調停の中で,相手にさまざまな資料を提出するよう要求していたのに対し,公団は窓口を作ったからそちらに来てほしいといっていました。過日,公団に出向いたところ,応対こそ大変丁寧でしたが,結局,何一つ資料を提出しませんでした。
次回の審査会は7月16日(木)
時間は10時30分から,場所は都庁です。いつものように西武新宿線中井駅改札口9時30分に集合します。直接でかけられる方は事前におたずね下さい。私たちの期待を裏切り続ける審査会に対して,できるだけ多くの人が,直接意見をいわれるよう,ご参加をお待ちしております。
お手伝いのお願い
この裁判に関する膨大な仕事の一部を私たち会員としてお手伝いしています。週1回2時間程度のコピーや資料整理など比較的単純な作業を弁護士事務所で行ないます。曜日や時間も固定する必要はなく自由(といってもその場合は毎回調整が必要ですが)です。活気あふれる弁護士事務所の仕事の一端を見るだけでも有意義なことだと思います。不定期でもかまいませんのでご協力いただける方はぜひご連絡下さい。
本会の活動も多忙を極めており,ニュースの発行もままならない状況です。どの様な形でもお手伝いいただける方を求めています。よろしくお願いいたします。
新聞切り抜きをお願いします
新聞や雑誌などの記事は様々な形で活用できます。各新聞(朝日,毎日,読売,日経,東京,産経など)ごとに大気汚染,地下開発,交通問題など,関係のありそうな記事を切り抜いていただけないでしょうか。作業としては新聞に目を通して切り抜いておき,集ったところで随時お送りいただくだけで,整理は事務局で行ないます。そのほか雑誌などの記事で関係のありそうなものがございましたらどなたでも結構ですからぜひご一報下さい。一般向けのものでも専門的なものでもかまいません。よろしくお願いいたします。
1992年分の年会費をご納入下さい
会費未納の方には振替用紙を同封してあります。至急納入して下さいますようお願いいたします。年会費は,1世帯(または事業所,学校など)あたり2000円です。
カンパありがとうございました
裁判が本格化するにしたがって,調査研究などますます費用がかさむことが予想されます。印紙代に消えた400万円に対する返還申し立ては,現在高等裁判所の決定待ちの状態で,みなさまのカンパが大変貴重です。ニュース7号(91年9月12日)でご紹介して以降も多くの方々からカンパをいただきました。ここに記して感謝の意を表します。(略)
定例会を毎月第3土曜日午後に開きます
毎月第3土曜日午後2時より定例会が開かれます。場所は本会代表宅です。10畳ほどの部屋でやや狭いものの,かえって肩の張らない気楽な議論ができますので,皆様お気軽にご参加下さい。
次回は7月18日の予定です。
1周年記念集会を行ないました
5月30日 (土)午後2時から5時まで,新宿区中落合の美友館で提訴1周年を記念して住民集会を開きました。あいにくの雨の中,30名の方々が集りました。

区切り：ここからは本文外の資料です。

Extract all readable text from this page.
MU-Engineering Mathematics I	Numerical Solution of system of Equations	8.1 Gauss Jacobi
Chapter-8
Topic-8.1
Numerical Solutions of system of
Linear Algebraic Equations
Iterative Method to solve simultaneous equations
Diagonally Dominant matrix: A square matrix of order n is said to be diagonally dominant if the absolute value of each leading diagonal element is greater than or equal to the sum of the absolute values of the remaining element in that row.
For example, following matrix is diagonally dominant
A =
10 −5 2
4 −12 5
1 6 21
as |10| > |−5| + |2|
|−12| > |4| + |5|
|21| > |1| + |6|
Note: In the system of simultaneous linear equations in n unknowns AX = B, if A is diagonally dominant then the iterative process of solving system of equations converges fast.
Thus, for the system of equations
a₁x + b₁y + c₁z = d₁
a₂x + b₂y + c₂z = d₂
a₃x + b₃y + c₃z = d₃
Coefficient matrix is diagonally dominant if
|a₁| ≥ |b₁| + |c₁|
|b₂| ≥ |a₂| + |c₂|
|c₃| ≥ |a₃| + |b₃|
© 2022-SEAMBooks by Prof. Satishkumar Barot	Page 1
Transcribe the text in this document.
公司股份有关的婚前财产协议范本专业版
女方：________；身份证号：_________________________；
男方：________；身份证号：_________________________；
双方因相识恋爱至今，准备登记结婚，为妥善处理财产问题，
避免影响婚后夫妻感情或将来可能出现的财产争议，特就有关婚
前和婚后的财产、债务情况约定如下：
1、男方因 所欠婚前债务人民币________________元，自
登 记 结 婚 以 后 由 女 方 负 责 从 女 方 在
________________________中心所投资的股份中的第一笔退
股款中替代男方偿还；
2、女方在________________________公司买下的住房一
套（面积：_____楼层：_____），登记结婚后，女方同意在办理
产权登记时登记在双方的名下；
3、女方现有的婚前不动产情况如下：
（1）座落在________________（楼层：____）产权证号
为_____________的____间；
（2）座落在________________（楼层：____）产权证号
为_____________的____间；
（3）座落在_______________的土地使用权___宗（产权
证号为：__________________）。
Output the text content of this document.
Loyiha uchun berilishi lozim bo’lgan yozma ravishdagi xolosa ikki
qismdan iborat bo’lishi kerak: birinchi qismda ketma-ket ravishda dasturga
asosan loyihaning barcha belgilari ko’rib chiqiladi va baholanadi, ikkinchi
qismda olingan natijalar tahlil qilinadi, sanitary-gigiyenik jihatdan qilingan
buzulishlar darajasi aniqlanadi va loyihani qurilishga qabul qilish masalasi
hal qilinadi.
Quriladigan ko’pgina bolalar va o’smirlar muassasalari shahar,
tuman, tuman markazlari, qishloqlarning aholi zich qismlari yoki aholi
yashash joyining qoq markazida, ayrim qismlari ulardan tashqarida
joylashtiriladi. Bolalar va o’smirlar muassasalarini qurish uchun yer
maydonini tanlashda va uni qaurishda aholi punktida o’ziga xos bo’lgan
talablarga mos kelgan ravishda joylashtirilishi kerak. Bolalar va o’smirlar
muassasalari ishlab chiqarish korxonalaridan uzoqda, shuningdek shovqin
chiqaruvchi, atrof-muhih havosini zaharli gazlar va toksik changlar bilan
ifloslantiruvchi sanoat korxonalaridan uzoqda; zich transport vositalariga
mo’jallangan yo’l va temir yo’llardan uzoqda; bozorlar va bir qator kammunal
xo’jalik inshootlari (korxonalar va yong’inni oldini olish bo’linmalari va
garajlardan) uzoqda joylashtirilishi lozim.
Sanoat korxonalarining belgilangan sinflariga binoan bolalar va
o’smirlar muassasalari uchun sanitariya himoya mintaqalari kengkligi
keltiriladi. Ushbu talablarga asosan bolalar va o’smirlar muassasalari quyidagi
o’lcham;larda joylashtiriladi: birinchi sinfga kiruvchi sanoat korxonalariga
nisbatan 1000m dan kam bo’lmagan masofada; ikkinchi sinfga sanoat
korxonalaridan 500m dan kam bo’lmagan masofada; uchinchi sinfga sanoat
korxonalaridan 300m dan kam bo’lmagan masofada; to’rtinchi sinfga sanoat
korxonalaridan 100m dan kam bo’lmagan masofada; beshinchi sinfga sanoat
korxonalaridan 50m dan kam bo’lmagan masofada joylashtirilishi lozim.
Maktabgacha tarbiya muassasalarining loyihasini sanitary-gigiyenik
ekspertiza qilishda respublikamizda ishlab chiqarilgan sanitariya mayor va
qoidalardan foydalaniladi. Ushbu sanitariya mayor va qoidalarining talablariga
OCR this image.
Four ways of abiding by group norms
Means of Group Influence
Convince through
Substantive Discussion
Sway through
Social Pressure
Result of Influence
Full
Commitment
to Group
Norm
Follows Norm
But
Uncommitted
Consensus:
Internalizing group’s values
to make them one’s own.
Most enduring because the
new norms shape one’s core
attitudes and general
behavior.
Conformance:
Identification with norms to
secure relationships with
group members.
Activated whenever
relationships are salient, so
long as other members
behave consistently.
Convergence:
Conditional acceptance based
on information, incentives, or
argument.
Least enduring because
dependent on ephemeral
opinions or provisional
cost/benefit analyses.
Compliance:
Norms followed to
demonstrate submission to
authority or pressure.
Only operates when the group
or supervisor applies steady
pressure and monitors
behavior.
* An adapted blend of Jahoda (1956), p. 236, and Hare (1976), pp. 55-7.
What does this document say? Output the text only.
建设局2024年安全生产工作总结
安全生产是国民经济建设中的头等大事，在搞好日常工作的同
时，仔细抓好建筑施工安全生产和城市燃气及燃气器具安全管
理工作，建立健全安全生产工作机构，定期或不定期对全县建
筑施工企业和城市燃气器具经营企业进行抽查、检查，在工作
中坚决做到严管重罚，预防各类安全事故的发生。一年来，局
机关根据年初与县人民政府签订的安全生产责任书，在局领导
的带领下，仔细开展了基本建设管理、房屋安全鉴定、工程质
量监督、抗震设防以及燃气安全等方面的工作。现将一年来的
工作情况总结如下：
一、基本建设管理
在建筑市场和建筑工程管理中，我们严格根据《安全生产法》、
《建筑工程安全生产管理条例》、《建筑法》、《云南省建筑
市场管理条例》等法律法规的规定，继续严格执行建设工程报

当日はまず,私たちが裁判の中で検証するよう申立てている「NHKスペシャル 車社会への警告」のビデオを見ました。このビデオは車社会のかかえる問題点をさまざまな角度から取り上げたもので,環六や中央環状新宿線の場合にもぴったり符合します。
W弁護士による裁判の進行状態の説明などの他,当日参加された東京都環境保全局大気保全部自動車公害対策室のF氏からは,さきごろ新たに制定された窒素酸化物対策法によって,東京都としてはかえって自由な対策が取れなくなり,大気汚染の将来見通しは極めて厳しい状況である,とのお話が紹介されました。今後ともF氏には,専門の立場からのご支援をお願いしたいと思っています。